O direito de ação antes referido não faz qualquer distinção acerca dos créditos por ele visados. De qualquer modo, trata-se de direito que integra o rol de direitos fundamentais do mesmo art. 7º da Constituição Federal. Esse rol constitui elemento específico do Estado Social adotado pela Constituição. É relevante referir que as obrigações relacionadas à prevenção ou indenização por danos oriundos de acidentes do trabalho mantêm vínculos históricos com a origem e consolidação do Estado Social. O direito privado, sob o Estado Liberal, não cogitava de responsabilidade civil nesses casos, mesmo porque, via de regra, imputava-se a culpa ao trabalhador que sofria o acidente. Assim, a reparação por esses danos, dado o seu significado socioeconômico, possui natureza social, ainda que, no caso, o obrigado a isso seja o empregador ou tomador dos serviços. Por isso mesmo, não parece haver dúvida de que na hipótese de ações de indenização por acidentes do trabalho não cabe aplicar regras de prescrição do Código Civil, mas sim a regra geral prevalente para as pretensões de natureza laboral ou mesmo previdenciárias previstas na Constituição, uma vez que o direito de ação antes referido inclui créditos de natureza trabalhista atípica, os quais estão sistematicamente vinculados ao Direito Social.

Em conclusão, a prescrição aplicável às ações que envolvem pedidos de indenização por acidente do trabalho ou doenças ocupacionais a ele equiparadas é a prevista no art. 7º, XXIX, da Constituição.

Entretanto, e pela natureza trabalhista atípica do crédito, está em questão o modo dessa aplicação. A prescrição será total ou parcial?
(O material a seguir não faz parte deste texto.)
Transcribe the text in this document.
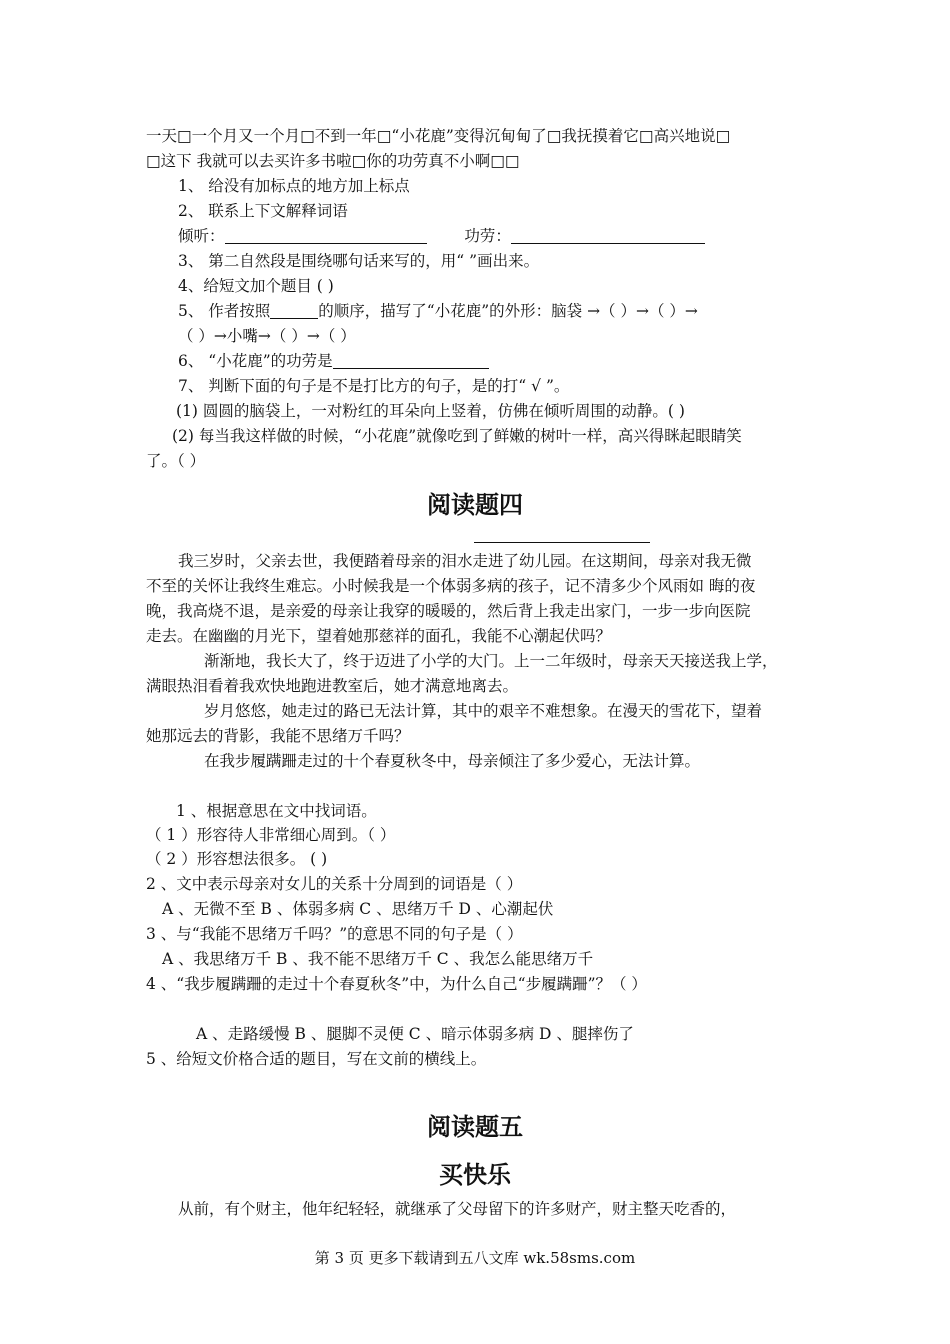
一天□一个月又一个月□不到一年□“小花鹿”变得沉甸甸了□我抚摸着它□高兴地说□
□这下 我就可以去买许多书啦□你的功劳真不小啊□□
1、 给没有加标点的地方加上标点
2、 联系上下文解释词语
倾听：	功劳：
3、 第二自然段是围绕哪句话来写的，用“ ”画出来。
4、给短文加个题目 ( )
5、 作者按照	的顺序，描写了“小花鹿”的外形：脑袋 →（ ）→（ ）→
（ ）→小嘴→（ ）→（ ）
6、 “小花鹿”的功劳是
7、 判断下面的句子是不是打比方的句子，是的打“ √ ”。
(1) 圆圆的脑袋上，一对粉红的耳朵向上竖着，仿佛在倾听周围的动静。( )
(2) 每当我这样做的时候，“小花鹿”就像吃到了鲜嫩的树叶一样，高兴得眯起眼睛笑
了。（ ）
阅读题四
我三岁时，父亲去世，我便踏着母亲的泪水走进了幼儿园。在这期间，母亲对我无微
不至的关怀让我终生难忘。小时候我是一个体弱多病的孩子，记不清多少个风雨如 晦的夜
晚，我高烧不退，是亲爱的母亲让我穿的暖暖的，然后背上我走出家门，一步一步向医院
走去。在幽幽的月光下，望着她那慈祥的面孔，我能不心潮起伏吗？
渐渐地，我长大了，终于迈进了小学的大门。上一二年级时，母亲天天接送我上学，
满眼热泪看着我欢快地跑进教室后，她才满意地离去。
岁月悠悠，她走过的路已无法计算，其中的艰辛不难想象。在漫天的雪花下，望着
她那远去的背影，我能不思绪万千吗？
在我步履蹒跚走过的十个春夏秋冬中，母亲倾注了多少爱心，无法计算。
1 、根据意思在文中找词语。
（ 1 ）形容待人非常细心周到。（ ）
（ 2 ）形容想法很多。 ( )
2 、文中表示母亲对女儿的关系十分周到的词语是（ ）
A 、无微不至 B 、体弱多病 C 、思绪万千 D 、心潮起伏
3 、与“我能不思绪万千吗？”的意思不同的句子是（ ）
A 、我思绪万千 B 、我不能不思绪万千 C 、我怎么能思绪万千
4 、“我步履蹒跚的走过十个春夏秋冬”中，为什么自己“步履蹒跚”？（ ）
A 、走路缓慢 B 、腿脚不灵便 C 、暗示体弱多病 D 、腿摔伤了
5 、给短文价格合适的题目，写在文前的横线上。
阅读题五
买快乐
从前，有个财主，他年纪轻轻，就继承了父母留下的许多财产，财主整天吃香的，
第 3 页 更多下载请到五八文库 wk.58sms.com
Quanto a isso, desde logo se evidencia que, objetivando situações diferentes, a extinção do contrato de trabalho pela morte do trabalhador, não acarreta, necessariamente, a desconstituição da causa da obrigação de indenização por danos decorrentes de acidente do trabalho.

Ante a relevância social dos direitos, pretensões e obrigações que resultam de acidentes do trabalho e de doenças ocupacionais, supõe-se que o Direito do Trabalho não haverá de negar concreção e aplicação àqueles princípios jurídicos, pois estão em sintonia com a sua especialidade.
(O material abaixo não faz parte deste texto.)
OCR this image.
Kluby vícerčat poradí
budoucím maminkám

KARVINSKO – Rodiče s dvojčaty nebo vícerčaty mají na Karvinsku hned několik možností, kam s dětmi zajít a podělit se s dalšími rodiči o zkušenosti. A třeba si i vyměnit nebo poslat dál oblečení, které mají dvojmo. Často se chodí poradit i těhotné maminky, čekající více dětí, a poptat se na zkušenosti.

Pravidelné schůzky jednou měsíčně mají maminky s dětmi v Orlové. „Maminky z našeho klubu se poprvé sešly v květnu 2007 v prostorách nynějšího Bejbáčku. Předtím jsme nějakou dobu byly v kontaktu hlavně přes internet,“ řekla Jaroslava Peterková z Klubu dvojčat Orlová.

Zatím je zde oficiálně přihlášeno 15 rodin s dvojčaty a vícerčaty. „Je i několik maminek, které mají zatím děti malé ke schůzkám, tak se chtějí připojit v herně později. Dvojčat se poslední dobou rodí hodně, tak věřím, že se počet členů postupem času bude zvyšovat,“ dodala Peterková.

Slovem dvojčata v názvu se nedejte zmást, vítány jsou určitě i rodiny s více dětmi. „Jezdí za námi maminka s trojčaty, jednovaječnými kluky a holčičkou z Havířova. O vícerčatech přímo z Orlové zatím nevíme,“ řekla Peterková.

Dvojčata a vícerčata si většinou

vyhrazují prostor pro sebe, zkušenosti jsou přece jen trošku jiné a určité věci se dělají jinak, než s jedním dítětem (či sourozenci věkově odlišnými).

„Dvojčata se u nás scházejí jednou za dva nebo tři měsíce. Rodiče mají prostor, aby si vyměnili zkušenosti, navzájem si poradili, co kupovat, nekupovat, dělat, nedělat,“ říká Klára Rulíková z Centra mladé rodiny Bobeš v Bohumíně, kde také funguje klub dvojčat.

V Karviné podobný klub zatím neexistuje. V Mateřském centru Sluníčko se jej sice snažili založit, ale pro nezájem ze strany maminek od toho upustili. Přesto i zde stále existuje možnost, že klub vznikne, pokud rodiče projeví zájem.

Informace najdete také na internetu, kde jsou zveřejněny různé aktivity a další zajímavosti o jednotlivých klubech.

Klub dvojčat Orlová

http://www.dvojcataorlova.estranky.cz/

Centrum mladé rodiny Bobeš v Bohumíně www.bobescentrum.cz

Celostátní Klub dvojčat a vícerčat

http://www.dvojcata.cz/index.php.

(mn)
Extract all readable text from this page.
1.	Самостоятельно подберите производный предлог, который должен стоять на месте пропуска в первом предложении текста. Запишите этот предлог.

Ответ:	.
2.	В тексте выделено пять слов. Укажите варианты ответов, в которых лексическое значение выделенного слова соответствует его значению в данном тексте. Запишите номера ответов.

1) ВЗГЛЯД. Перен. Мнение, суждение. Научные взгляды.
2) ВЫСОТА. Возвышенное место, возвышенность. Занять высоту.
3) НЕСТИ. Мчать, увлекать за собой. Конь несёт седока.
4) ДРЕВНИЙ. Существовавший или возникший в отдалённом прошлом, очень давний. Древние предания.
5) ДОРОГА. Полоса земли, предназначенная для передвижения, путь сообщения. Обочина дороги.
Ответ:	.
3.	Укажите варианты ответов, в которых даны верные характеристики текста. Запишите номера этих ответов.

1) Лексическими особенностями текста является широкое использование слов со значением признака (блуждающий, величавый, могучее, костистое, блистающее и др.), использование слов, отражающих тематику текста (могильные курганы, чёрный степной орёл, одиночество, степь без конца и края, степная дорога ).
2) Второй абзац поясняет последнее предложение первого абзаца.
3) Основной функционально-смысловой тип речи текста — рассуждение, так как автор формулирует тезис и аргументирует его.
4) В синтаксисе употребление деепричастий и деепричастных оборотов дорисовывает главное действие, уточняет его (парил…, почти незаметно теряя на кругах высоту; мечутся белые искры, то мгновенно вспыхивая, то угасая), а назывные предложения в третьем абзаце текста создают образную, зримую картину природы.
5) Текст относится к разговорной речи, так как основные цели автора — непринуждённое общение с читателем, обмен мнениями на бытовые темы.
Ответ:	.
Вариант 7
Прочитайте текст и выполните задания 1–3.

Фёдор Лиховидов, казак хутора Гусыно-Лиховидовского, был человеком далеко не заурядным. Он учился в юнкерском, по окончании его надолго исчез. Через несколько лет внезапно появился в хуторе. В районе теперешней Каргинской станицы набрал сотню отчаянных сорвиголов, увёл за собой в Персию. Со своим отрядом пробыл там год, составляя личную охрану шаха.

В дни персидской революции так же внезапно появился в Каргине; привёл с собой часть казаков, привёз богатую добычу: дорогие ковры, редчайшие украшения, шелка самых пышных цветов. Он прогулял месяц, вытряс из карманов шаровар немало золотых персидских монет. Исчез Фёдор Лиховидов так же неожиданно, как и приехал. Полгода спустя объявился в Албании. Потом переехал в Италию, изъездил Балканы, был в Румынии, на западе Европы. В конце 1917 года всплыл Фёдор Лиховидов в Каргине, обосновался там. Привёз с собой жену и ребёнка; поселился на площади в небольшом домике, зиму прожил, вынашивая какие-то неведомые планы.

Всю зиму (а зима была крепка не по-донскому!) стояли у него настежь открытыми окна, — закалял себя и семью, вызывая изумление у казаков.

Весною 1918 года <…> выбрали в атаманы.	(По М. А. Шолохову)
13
No âmbito trabalhista, a prescrição parcial é a regra. Nesse sentido, no tocante à origem legal dos direitos, afirma a Súmula 294 do TST que não prescreve o direito à reparação de danos oriundos da violação à lei, mas tão-só as prestações sucessivas.

No caso, o sofrimento moral das autoras, filhas do de cujus, decorre do vínculo de afeição que mantinham com o seu genitor. O evento que vitimou o pai das demandantes não é apagado da memória destas pelo decurso do tempo, assim como os danos morais a elas advindos pela morte violenta e perda abrupta do seu genitor. O transcurso de tempo entre o acidente de trabalho (31-8-02) e o ajuizamento da demanda (23-4-08) somente tem o efeito de minorar os danos morais, mas não os extingue, uma vez que tratam-se de direitos da personalidade irrenunciáveis, nos termos do art. 11 do CC.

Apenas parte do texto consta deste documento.